Na blusa de ginástica havia a estampa de um lobo.

Que surpresa!

Por fim, Alfonso trancou a porta do quarto. Mas vovó era implacável. Depois de muitas batidas e de um ruído alto, quando a porta se soltou das dobradiças, a senhora exclamou:

— Poncho? Ah, meu Deus! Achei que você tivesse morrido!

— Deus não é assim tão justo. Pode acreditar. Eu já implorei por isso.

— Ah, Poncho! — Vovó se jogou na cama. — Anime-se! Pense em sua demissão como um prolongamento das férias!

— Só que não é — grunhiu ele. — Estou desempregado. Não tenho carreira nem dinheiro. Não tenho nada, e você está lá embaixo praticando essa ioga das lobas como se o dia estivesse ótimo!

Vovó parou, então foi até a janela e abriu as cortinas.

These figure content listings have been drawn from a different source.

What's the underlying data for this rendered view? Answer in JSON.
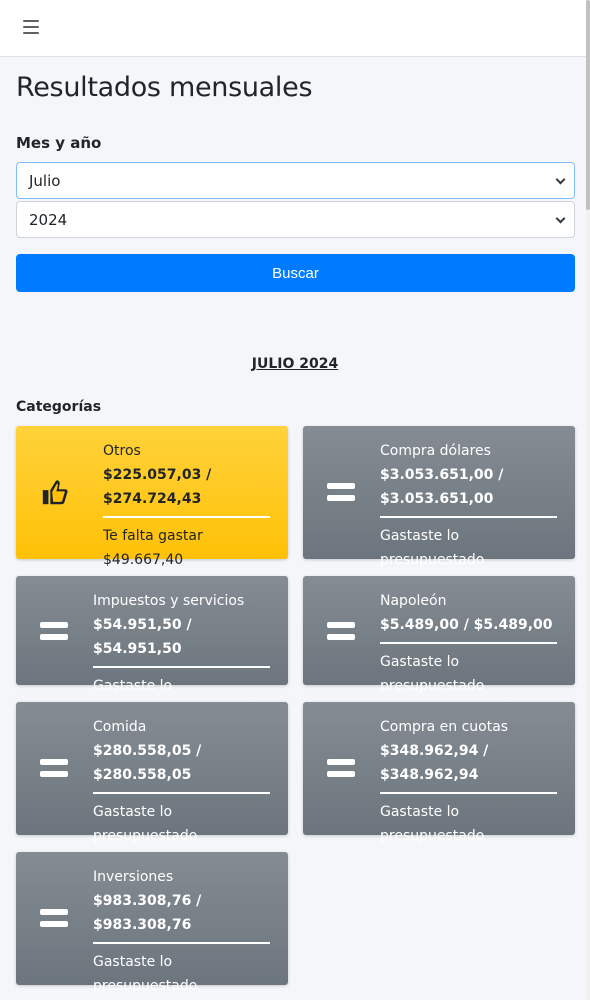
{
  "page": {
    "title": "Resultados mensuales",
    "filter_label": "Mes y año",
    "month_value": "Julio",
    "year_value": "2024",
    "search_label": "Buscar",
    "period_heading": "JULIO 2024",
    "categories_heading": "Categorías"
  },
  "categories": [
    {
      "name": "Otros",
      "amount_line1": "$225.057,03 /",
      "amount_line2": "$274.724,43",
      "status": "Te falta gastar $49.667,40",
      "icon": "thumbs-up-icon"
    },
    {
      "name": "Compra dólares",
      "amount_line1": "$3.053.651,00 /",
      "amount_line2": "$3.053.651,00",
      "status": "Gastaste lo presupuestado",
      "icon": "equals-icon"
    },
    {
      "name": "Impuestos y servicios",
      "amount_line1": "$54.951,50 / $54.951,50",
      "status": "Gastaste lo presupuestado",
      "icon": "equals-icon"
    },
    {
      "name": "Napoleón",
      "amount_line1": "$5.489,00 / $5.489,00",
      "status": "Gastaste lo presupuestado",
      "icon": "equals-icon"
    },
    {
      "name": "Comida",
      "amount_line1": "$280.558,05 /",
      "amount_line2": "$280.558,05",
      "status": "Gastaste lo presupuestado",
      "icon": "equals-icon"
    },
    {
      "name": "Compra en cuotas",
      "amount_line1": "$348.962,94 /",
      "amount_line2": "$348.962,94",
      "status": "Gastaste lo presupuestado",
      "icon": "equals-icon"
    },
    {
      "name": "Inversiones",
      "amount_line1": "$983.308,76 /",
      "amount_line2": "$983.308,76",
      "status": "Gastaste lo presupuestado",
      "icon": "equals-icon"
    }
  ],
  "colors": {
    "primary": "#007bff",
    "warning": "#ffc107",
    "secondary": "#6c757d"
  }
}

— Mas o sol está brilhando... e o dia está lindo. Acho que, se você sair para correr um pouco, vai perceber como é bom estar de férias.

— Fui demitido — corrigiu Alfonso.

— Férias — retrucou vovó, severamente. — Agora, vou fazer compras com aquela moça simpática de ontem. Ela é a dama de honra de Maite, e só temos duas semanas para...

— Espera aí! — Alfonso pulou da cama. — Repita isso. Quem é a dama de honra de Maite?

— Aquela moça simpática que salvou sua vida ontem. Ela e Maite são amigas há anos! Ela estava em Portland com a irmã para uma curta temporada de férias e não foi à festa de noivado, já que, além da sua vagabunda, apenas a família foi convidada.

— Mas...

— Agora! — Vovó bateu palmas. — Vá aproveitar seu dia de folga, que eu vou às compras!

— Mas...

— E vista umas roupas, filho. Não tem ninguém para você impressionar nesta casa.

Então vovó marchou quarto afora, deixando a porta arrombada apoiada na parede. Enquanto a observava ir embora, Alfonso se perguntava se seria preso caso agredisse uma idosa.

Demitido.

Sem o dinheiro da família.

E tinha de ir ao casamento do irmão dali a duas semanas. Com uma mulher que ele rejeitara não uma, mas duas vezes.

Talvez fosse bom levar alguns amendoins, só para o caso de precisar de uma saída de emergência... Ou de uma forma de encontrar o Criador, já que parecia que Deus o estava mantendo na Terra unicamente para torturá-lo até o fim de seus dias.